You’re doing your best to pay your bills. The last thing you need is someone purposely sticking you with a bill that’s not yours. It happens. There’s a name for such shenanigans, debt parking, which are in fact illegal.
The Federal Trade Commission says it’s the practice of placing purported debts on consumers’ credit reports without first attempting to communicate with the consumer about the debt. You may not discover it until you apply for a loan or a job and your credit score comes into play.
The FTC recently addressed debt parking for the first time in a case against debt collector Midwest Recovery Systems, which reported to credit reporting agencies more than $98 million in questionable debts and collected more than $24 million from consumers on them.
In one example cited in the complaint, a man applying for a mortgage was told that an outstanding medical debt of $1,500 lowered his credit score. When he followed up with the hospital, he found out he only owed $80. However, the FTC said Midwest Recovery refused to remove the debt and threatened him with a lawsuit if he didn’t pay the $1,500.

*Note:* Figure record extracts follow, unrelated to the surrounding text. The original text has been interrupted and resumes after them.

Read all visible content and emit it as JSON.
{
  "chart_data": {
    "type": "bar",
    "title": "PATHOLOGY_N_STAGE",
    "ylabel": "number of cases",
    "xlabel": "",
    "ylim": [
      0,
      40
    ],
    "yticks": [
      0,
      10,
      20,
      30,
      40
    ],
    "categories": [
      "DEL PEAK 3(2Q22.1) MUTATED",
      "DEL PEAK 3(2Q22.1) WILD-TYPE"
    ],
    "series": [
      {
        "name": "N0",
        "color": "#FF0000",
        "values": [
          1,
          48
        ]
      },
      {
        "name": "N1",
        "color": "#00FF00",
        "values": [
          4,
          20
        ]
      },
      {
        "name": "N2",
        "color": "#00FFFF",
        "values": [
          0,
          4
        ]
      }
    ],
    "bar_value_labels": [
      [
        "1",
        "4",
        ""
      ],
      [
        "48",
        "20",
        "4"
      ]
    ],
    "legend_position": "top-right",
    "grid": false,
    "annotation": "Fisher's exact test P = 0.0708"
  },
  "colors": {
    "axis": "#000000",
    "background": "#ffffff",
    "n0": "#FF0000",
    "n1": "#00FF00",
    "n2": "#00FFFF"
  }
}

"Debt parking is illegal and violates the Fair Debt Collection Practices Act and the FCRA’s Furnisher Rule. Collection agencies aren’t allowed to report debts to credit bureaus without first attempting to reach out to a consumer and make them aware of the debt," says Leslie Tayne, a debt resolution attorney with the Tayne Law Group in Melville.
The Fair Debt Collection Practices Act makes it illegal for debt collectors to use abusive, unfair or deceptive practices when they collect debts, whereas the Fair Credit Reporting Act protects your information that is collected by organizations like credit bureaus and medical information companies.
Linda Sherry, director, national priorities for Consumer Action, a consumer advocacy group based in Washington, D.C., calls debt parking abusive. "The debt collector hopes to create a situation in which the person feels forced to pay in order to protect their good credit history and credit score. People sometimes pay a debt that isn’t theirs just to make it go away," she says.
Debt parking is a big deal and places a significant burden on you because it affects your credit scores and credit reports.
"Depending on the accounts falsely listed on your credit reports, debt parking has the potential to disqualify you from a new credit card, auto loan, or mortgage. Alternatively, if a loan is approved, you may find that you don’t qualify for the best interest rates as victims of debt parking," Tayne says.
How to protect yourself
Since these are often bogus debts, one of the best ways to protect yourself is to order your free credit report copies as often as you can. "During the COVID pandemic, you can get one every week if you want. To get your free reports, go to AnnualCreditReport.com. The credit reporting agencies are making these reports free for the next year," Sherry says.
Consider too, signing up for credit monitoring services so you can receive alerts when changes occur on your credit reports. "This way you’ll be notified if there is a new account listed, and you can tackle it right away. Free options include Experian’s Credit Monitoring, Chase’s Credit Journey, Credit Karma, and WalletHub. Look for accounts listed that don’t belong to you, dings in your credit score, incorrect balances, or lenders that sound unfamiliar to you," Tayne says.
You’ve been victimized, now what?
Consumers Action recommends that victims dispute the debt with all three credit bureaus (Experian, Equifax and TransUnion) and submit a complaint to the FTC and the Consumer Financial Protection Bureau. Dispute the debt in writing. There are sample letters on the FTC's website that you can download and use as your template.